TikTok on Thursday joined the growing number of tech companies promising to protect “election integrity” this year as the U.S. and dozens of other countries go to the polls.
“Over the last 4 years, we’ve worked to protect our platform through over 150 elections around the world,” said a post by Suzy Loftus, the company’s head of USDS Trust and Safety. “Today, we’re sharing an overview of our continued investment to ensure that TikTok continues to be a creative, safe, and civil place for our community in a historic elections year.”
The app, owned by China-based ByteDance, has about 2 billion users worldwide and roughly 150 million active users in the U.S.
TikTok requires government, candidate and political party accounts to be verified, and said it labels content its factcheckers find “unsubstantiated.” But such content could be the app’s thorniest problem.
While it says that it has “thousands of trust and safety professionals” working to enforce community guidelines, election observers express mounting concern that apps like TikTok will spread misinformation about the presidential race, congressional and Senate elections and gubernatorial contests across the country faster than the company’s “specialized misinformation moderators” can shut them down.
In particular, worries center on potential deepfakes generated with artificial intelligence tools. ChatGPT maker OpenAI earlier this week pledged to decline requests that ask for image generation of real people, including candidates, in an effort to limit the number of deepfakes.

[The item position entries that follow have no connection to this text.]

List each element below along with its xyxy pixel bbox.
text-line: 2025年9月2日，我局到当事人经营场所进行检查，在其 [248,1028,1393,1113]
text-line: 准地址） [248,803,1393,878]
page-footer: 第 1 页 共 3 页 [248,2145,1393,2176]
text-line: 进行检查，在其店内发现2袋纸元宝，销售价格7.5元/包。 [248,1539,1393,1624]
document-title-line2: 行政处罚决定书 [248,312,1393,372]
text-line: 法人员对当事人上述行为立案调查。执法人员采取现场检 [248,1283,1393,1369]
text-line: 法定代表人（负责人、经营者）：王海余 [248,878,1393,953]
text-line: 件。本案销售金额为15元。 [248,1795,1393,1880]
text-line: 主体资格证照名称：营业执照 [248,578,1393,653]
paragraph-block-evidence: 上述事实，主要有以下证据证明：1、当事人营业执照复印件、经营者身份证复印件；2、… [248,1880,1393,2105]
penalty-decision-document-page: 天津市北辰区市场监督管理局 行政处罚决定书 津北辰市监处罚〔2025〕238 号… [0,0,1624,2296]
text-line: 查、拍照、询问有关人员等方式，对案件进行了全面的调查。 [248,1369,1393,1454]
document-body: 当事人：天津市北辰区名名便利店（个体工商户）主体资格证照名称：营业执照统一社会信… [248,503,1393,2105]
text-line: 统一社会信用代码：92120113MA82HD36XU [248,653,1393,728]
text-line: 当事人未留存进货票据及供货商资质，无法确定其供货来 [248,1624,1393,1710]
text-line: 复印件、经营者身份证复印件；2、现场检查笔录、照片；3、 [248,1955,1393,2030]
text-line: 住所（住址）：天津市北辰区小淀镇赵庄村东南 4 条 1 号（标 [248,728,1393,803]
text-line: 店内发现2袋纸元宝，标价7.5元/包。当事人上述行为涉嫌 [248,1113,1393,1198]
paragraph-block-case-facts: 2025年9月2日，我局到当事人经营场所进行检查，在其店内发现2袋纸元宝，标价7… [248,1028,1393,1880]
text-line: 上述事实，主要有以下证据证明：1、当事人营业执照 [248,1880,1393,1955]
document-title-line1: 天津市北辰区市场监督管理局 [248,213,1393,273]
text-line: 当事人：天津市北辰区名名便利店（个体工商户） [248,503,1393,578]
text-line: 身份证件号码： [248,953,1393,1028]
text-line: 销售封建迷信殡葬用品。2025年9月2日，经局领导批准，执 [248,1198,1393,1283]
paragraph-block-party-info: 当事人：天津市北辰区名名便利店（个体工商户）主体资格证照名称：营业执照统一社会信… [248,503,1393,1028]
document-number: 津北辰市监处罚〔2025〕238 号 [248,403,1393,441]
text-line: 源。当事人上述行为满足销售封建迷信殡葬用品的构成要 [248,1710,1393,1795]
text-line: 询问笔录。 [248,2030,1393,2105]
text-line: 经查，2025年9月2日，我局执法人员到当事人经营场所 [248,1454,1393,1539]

TikTok said it does not allow “manipulated content that could be misleading,” including AI-generated content of public figures, and that it requires users to label realistic content created with AI. “As the technology evolves in 2024, we’ll continue to improve our policies and detection while partnering with experts on media literacy content that helps our community navigate AI responsibly,” Loftus wrote.
TikTok also said it will work to deter and remove “covert influence operations,” or deceptive actors who target online audiences. And it does not accept paid political advertising or allow candidates to raise money through accounts on the app.
Loftus said the company has partnered with electoral commissions and fact checking organizations to build what it calls “Election Centers” that aim to connect users to “trustworthy information about voting.”
It will launch its U.S. Elections Center in partnership with nonprofit Democracy Works in the coming days, the statement said, with the aim of providing reliable information for all 50 states and Washington D.C.
“We will direct people to the Elections Center through prompts on relevant election content and searches,” Loftus wrote. “We’ll continue to add information throughout the year, including election results.”